Le generazioni, però, cambiano e le motivazioni anche: per questo Disney ha intrapreso un'altra strada, un conflitto diverso da mettere in piedi rispetto a quelli che in un primo momento sembravano essere in grado di conturbare gli animi dei suoi spettatori. Se, quindi, in Rapunzel c'era ancora la necessità di vincere il giogo malvagio di madre Gothel, come da favola originaria dei fratelli Grimm, e in Ralph Spaccatutto il glitch di Vanellope von Schweetz era controllato da Re Candito, nel 2013 tutto cambia, tutto si trasforma.

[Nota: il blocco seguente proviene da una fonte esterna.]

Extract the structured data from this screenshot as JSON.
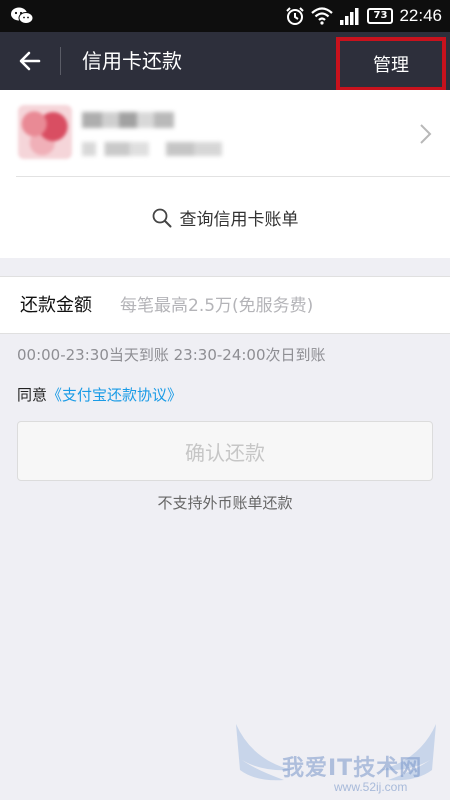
{
  "status_bar": {
    "battery": "73",
    "time": "22:46"
  },
  "nav": {
    "title": "信用卡还款",
    "manage_label": "管理"
  },
  "card": {
    "query_label": "查询信用卡账单"
  },
  "repay": {
    "amount_label": "还款金额",
    "amount_placeholder": "每笔最高2.5万(免服务费)",
    "time_note": "00:00-23:30当天到账  23:30-24:00次日到账",
    "agree_prefix": "同意",
    "agreement_link": "《支付宝还款协议》",
    "confirm_label": "确认还款",
    "foreign_note": "不支持外币账单还款"
  },
  "watermark": {
    "text": "我爱IT技术网",
    "url": "www.52ij.com"
  },
  "colors": {
    "nav_bg": "#2d2f3b",
    "highlight_box": "#c8121d",
    "link": "#1a9be6",
    "page_bg": "#efeff4"
  }
}
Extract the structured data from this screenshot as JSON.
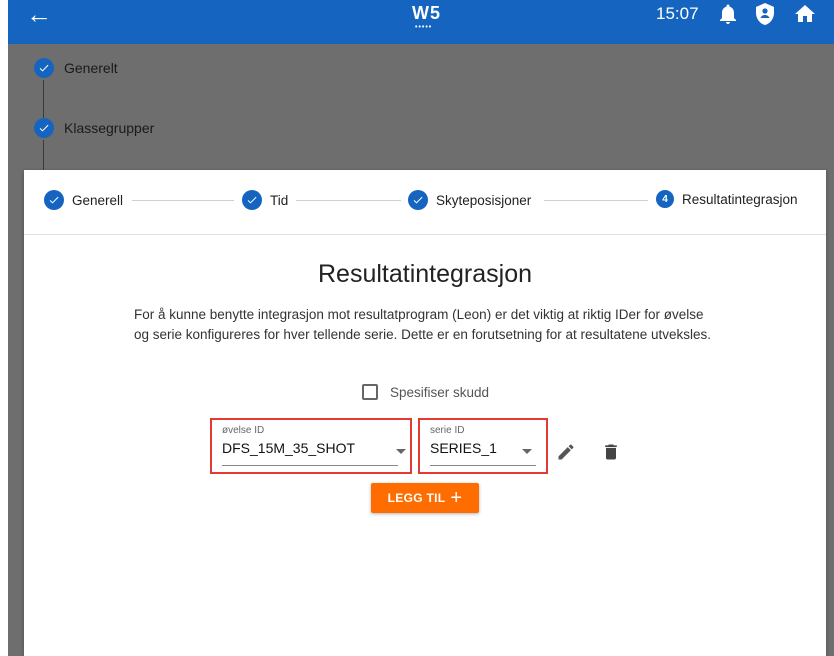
{
  "topbar": {
    "back_icon": "arrow-left-icon",
    "logo": "W5",
    "logo_dots": "•••••",
    "time": "15:07",
    "icons": [
      "bell-icon",
      "account-shield-icon",
      "home-icon"
    ]
  },
  "background_steps": [
    "Generelt",
    "Klassegrupper"
  ],
  "stepper": {
    "steps": [
      {
        "label": "Generell",
        "state": "done"
      },
      {
        "label": "Tid",
        "state": "done"
      },
      {
        "label": "Skyteposisjoner",
        "state": "done"
      },
      {
        "label": "Resultatintegrasjon",
        "state": "active",
        "number": "4"
      }
    ]
  },
  "main": {
    "title": "Resultatintegrasjon",
    "description": "For å kunne benytte integrasjon mot resultatprogram (Leon) er det viktig at riktig IDer for øvelse og serie konfigureres for hver tellende serie. Dette er en forutsetning for at resultatene utveksles.",
    "checkbox_label": "Spesifiser skudd",
    "checkbox_checked": false,
    "ovelse_field": {
      "label": "øvelse ID",
      "value": "DFS_15M_35_SHOT"
    },
    "serie_field": {
      "label": "serie ID",
      "value": "SERIES_1"
    },
    "add_button": "LEGG TIL"
  },
  "colors": {
    "primary": "#1565c0",
    "accent": "#ff6d00",
    "highlight": "#e53935"
  }
}
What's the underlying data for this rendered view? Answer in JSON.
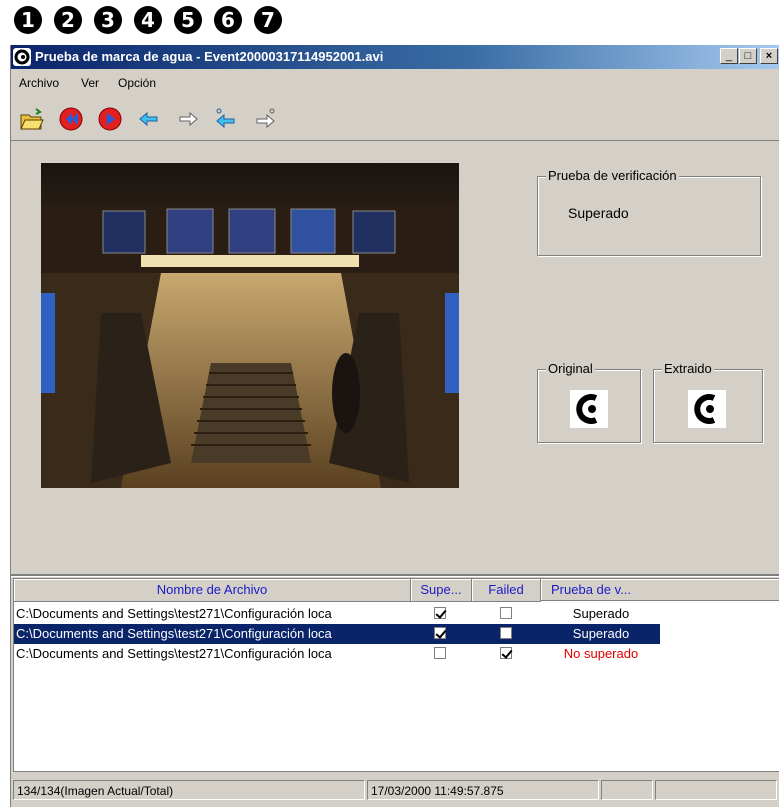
{
  "callouts": [
    "1",
    "2",
    "3",
    "4",
    "5",
    "6",
    "7"
  ],
  "window": {
    "title": "Prueba de marca de agua - Event20000317114952001.avi",
    "buttons": {
      "minimize": "_",
      "maximize": "□",
      "close": "×"
    }
  },
  "menu": [
    "Archivo",
    "Ver",
    "Opción"
  ],
  "toolbar": {
    "icons": [
      "open-folder-icon",
      "rewind-icon",
      "play-icon",
      "back-arrow-icon",
      "forward-arrow-icon",
      "step-back-icon",
      "step-forward-icon"
    ]
  },
  "verification": {
    "label": "Prueba de verificación",
    "value": "Superado"
  },
  "original": {
    "label": "Original"
  },
  "extracted": {
    "label": "Extraido"
  },
  "table": {
    "headers": [
      "Nombre de Archivo",
      "Supe...",
      "Failed",
      "Prueba de v..."
    ],
    "rows": [
      {
        "file": "C:\\Documents and Settings\\test271\\Configuración loca",
        "passed": true,
        "failed": false,
        "result": "Superado",
        "result_color": "#000000"
      },
      {
        "file": "C:\\Documents and Settings\\test271\\Configuración loca",
        "passed": true,
        "failed": false,
        "result": "Superado",
        "result_color": "#ffffff"
      },
      {
        "file": "C:\\Documents and Settings\\test271\\Configuración loca",
        "passed": false,
        "failed": true,
        "result": "No superado",
        "result_color": "#e00000"
      }
    ]
  },
  "status": {
    "frames": "134/134(Imagen Actual/Total)",
    "datetime": "17/03/2000 11:49:57.875"
  },
  "colors": {
    "title_bar": "#0a246a",
    "selection": "#0a246a",
    "header_text": "#1a1ac8",
    "fail": "#e00000"
  }
}
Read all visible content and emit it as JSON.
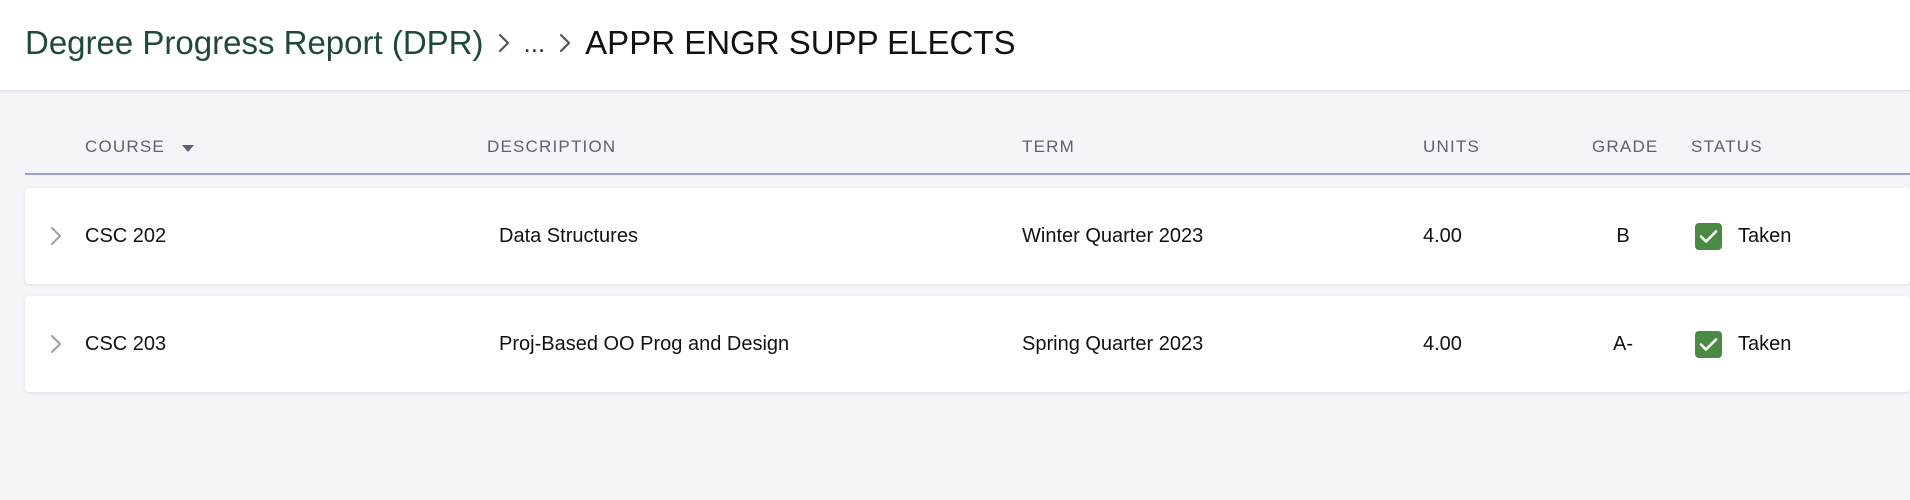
{
  "breadcrumb": {
    "root": "Degree Progress Report (DPR)",
    "ellipsis": "...",
    "current": "APPR ENGR SUPP ELECTS"
  },
  "table": {
    "columns": {
      "course": "COURSE",
      "description": "DESCRIPTION",
      "term": "TERM",
      "units": "UNITS",
      "grade": "GRADE",
      "status": "STATUS"
    },
    "rows": [
      {
        "course": "CSC 202",
        "description": "Data Structures",
        "term": "Winter Quarter 2023",
        "units": "4.00",
        "grade": "B",
        "status": "Taken"
      },
      {
        "course": "CSC 203",
        "description": "Proj-Based OO Prog and Design",
        "term": "Spring Quarter 2023",
        "units": "4.00",
        "grade": "A-",
        "status": "Taken"
      }
    ]
  },
  "colors": {
    "breadcrumb_link": "#1f4a33",
    "status_taken": "#4a8a44",
    "header_rule": "#9aa0c2"
  },
  "icons": {
    "breadcrumb_separator": "chevron-right-icon",
    "sort": "caret-down-icon",
    "row_expand": "chevron-right-icon",
    "status": "checkbox-checked-icon"
  }
}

Frozen: il villain confuso

L'arrivo di Frozen al cinema ci ha permesso, per diversi anni e ancora oggi, di riflettere su quello che è stato un incasso epocale, battuto soltanto dal suo diretto sequel: all'interno del Classico numero 53 sono contenuti archetipi narrativi che, volenti o dolenti, hanno saputo conquistare una platea vastissima.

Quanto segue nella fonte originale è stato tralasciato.